春輝が怒りを抑えて言うと、氷上は笑った。
「一之瀬くんは、そんな貴之を守りたいって思ってるんだねぇ」
僕にはできなかったよ、と優しい声で言った。結局、僕が振り向いてもらえなかったのは、その差なんだろうねぇ、とふわりと笑う。
でも、と氷上は続けた。
「僕も、この通り元に戻れない身体になっちゃったけど、生活と心……丸ごと支えてくれる人ができたから……幸せだよ、今はね」
ストラップを指で撫でて、クスクスと声を出して笑った氷上の隣で、大地がため息をつく。スマホの連絡先といい、氷上は今、大地のそばで身体と心を癒しているようだ。
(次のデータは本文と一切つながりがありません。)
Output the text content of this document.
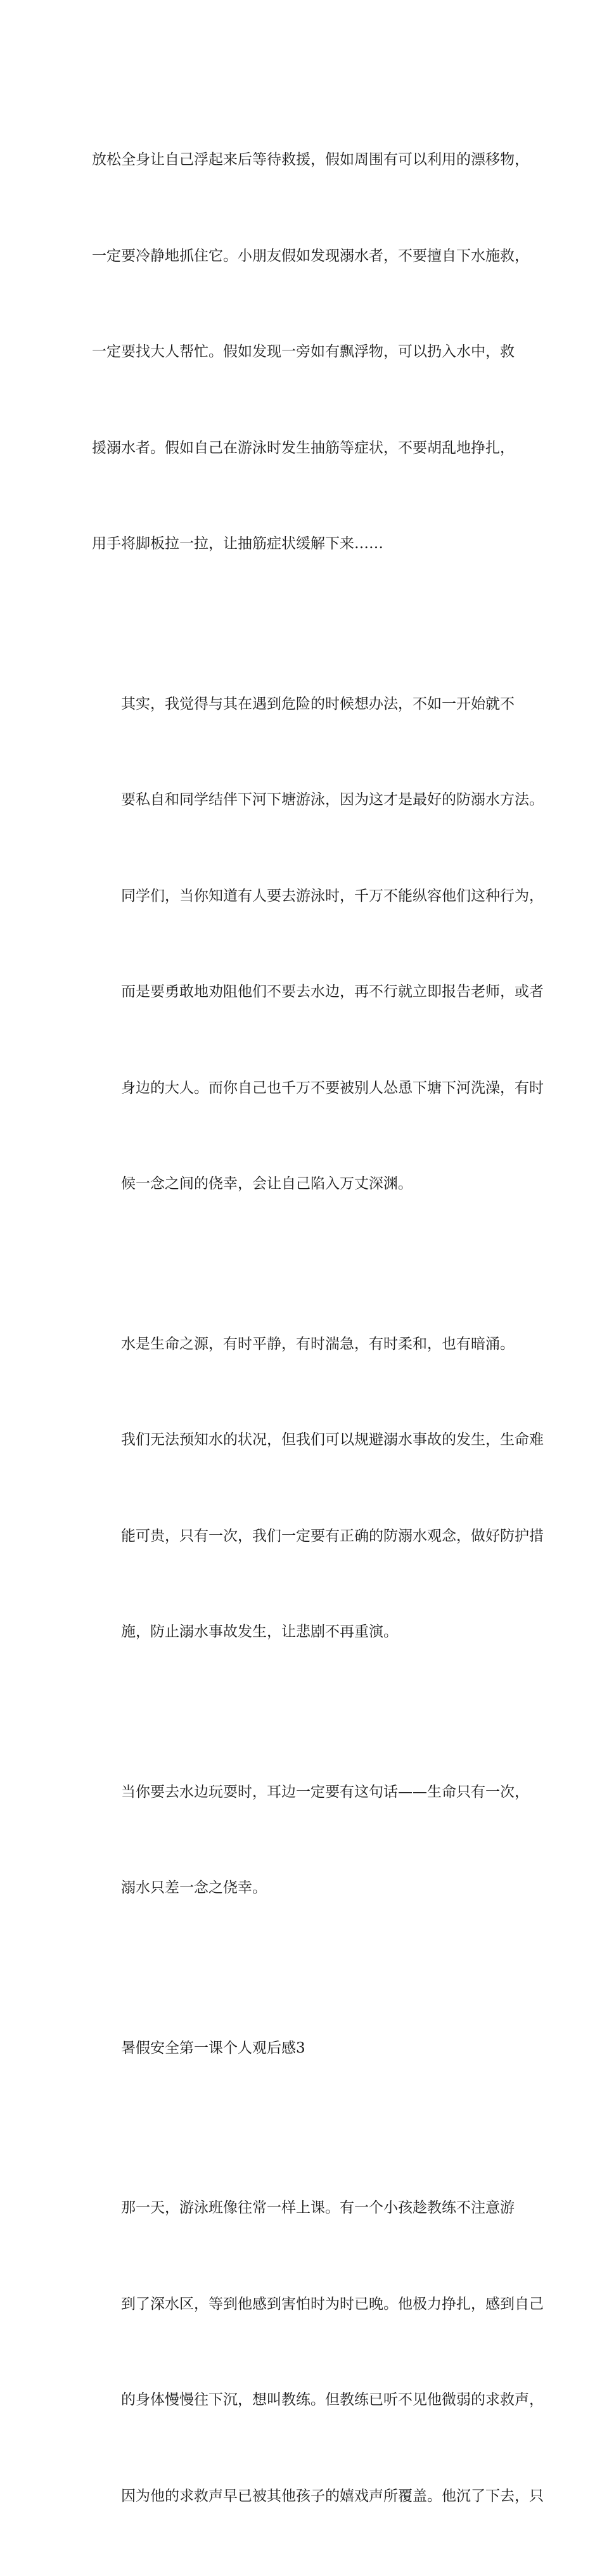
放松全身让自己浮起来后等待救援，假如周围有可以利用的漂移物，

一定要冷静地抓住它。小朋友假如发现溺水者，不要擅自下水施救，

一定要找大人帮忙。假如发现一旁如有飘浮物，可以扔入水中，救

援溺水者。假如自己在游泳时发生抽筋等症状，不要胡乱地挣扎，

用手将脚板拉一拉，让抽筋症状缓解下来……

其实，我觉得与其在遇到危险的时候想办法，不如一开始就不

要私自和同学结伴下河下塘游泳，因为这才是最好的防溺水方法。

同学们，当你知道有人要去游泳时，千万不能纵容他们这种行为，

而是要勇敢地劝阻他们不要去水边，再不行就立即报告老师，或者

身边的大人。而你自己也千万不要被别人怂恿下塘下河洗澡，有时

候一念之间的侥幸，会让自己陷入万丈深渊。

水是生命之源，有时平静，有时湍急，有时柔和，也有暗涌。

我们无法预知水的状况，但我们可以规避溺水事故的发生，生命难

能可贵，只有一次，我们一定要有正确的防溺水观念，做好防护措

施，防止溺水事故发生，让悲剧不再重演。

当你要去水边玩耍时，耳边一定要有这句话——生命只有一次，

溺水只差一念之侥幸。

暑假安全第一课个人观后感3

那一天，游泳班像往常一样上课。有一个小孩趁教练不注意游

到了深水区，等到他感到害怕时为时已晚。他极力挣扎，感到自己

的身体慢慢往下沉，想叫教练。但教练已听不见他微弱的求救声，

因为他的求救声早已被其他孩子的嬉戏声所覆盖。他沉了下去，只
「……今の氷上先輩の事、貴之には言わないんですか?」
春輝は思った。貴之の事だ、絶対気に病んで一人で抱えているに違いない。
「……うん。一之瀬くんから言っておいてよ」
「ダメですそれは!」
春輝は思わず机を叩く。ビックリして目を丸くした氷上は、その後またヘラッと笑った。
「あはは、一之瀬くんは真っ直ぐで、一生懸命なんだねぇ」
貴之が好きな訳だ、と言う氷上に春輝は力を込めて言う。
「貴之を今度、連れて来ます。そこで先輩の口から直接、伝えてください」
その方が絶対良いはず、春輝は力説すると、分かったよーと間延びした返事をもらった。
その後氷上と、何故か大地とも連絡先を交換し、ファミレスを出る。氷上は連絡先、二人目だぁ、と嬉しそうに笑い、大地からは、行は電話の出方も分からないから俺に連絡くれ、と言われた。
(……よし。とりあえず、学校の外に味方ができた)
春輝はスマホを握りしめる。
そして実家に帰ったと見せかけるべく、周辺で暇を潰して寮に帰った。